Natalie Trice’s PR School: Your Time to Shine received a vote, as did Ryan Wallman’s Delusions of Brandeur, and (usefully for this verbose writer) Sarah Richards’ Content Design, which at least two contentclubbers recommended. Teaching you to write something in 50 words where you’d previously have taken 500.
Blogs and podcasts
I’m going to use authorial licence to plug two individual blog posts I spotted on the chat which are well worth following up: Dom Kent’s riveting account of his content marketing journey published on Digital Drum, almost a mini training course in itself.

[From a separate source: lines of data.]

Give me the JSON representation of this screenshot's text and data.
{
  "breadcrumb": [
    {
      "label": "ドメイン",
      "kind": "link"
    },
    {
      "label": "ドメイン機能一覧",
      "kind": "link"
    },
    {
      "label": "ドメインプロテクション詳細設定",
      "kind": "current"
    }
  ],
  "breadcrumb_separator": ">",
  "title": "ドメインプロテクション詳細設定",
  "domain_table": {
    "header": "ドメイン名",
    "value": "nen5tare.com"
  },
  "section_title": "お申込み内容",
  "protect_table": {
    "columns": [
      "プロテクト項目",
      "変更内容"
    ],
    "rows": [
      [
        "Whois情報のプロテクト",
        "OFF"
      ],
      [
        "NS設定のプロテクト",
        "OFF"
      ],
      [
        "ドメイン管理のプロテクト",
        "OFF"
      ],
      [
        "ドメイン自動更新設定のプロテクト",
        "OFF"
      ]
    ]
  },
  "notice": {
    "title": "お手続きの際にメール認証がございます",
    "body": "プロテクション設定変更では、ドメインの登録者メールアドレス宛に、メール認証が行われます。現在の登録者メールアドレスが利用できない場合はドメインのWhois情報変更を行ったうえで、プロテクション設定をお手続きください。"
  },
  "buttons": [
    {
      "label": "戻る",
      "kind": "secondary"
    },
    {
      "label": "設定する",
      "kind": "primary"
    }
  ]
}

And Masooma Memon’s post on becoming a better writer by ditching essay writing – hot off the press as she published it during this chat.
Not a blog, or a book, or a course, but a toolkit, deserving a mention on the grounds of Helen Hill’s enthusiasm alone: @meghscase’s Content Strategy toolkit. “Amazing” in Helen’s words.
I couldn’t end without mentioning this separate blog post by Sara Donaldson, published a few days before the #ContentClubUK session.
Sara packed her post with guidance on how to prioritise and organise your various CPD efforts, as well as lots of specific CPD suggestions.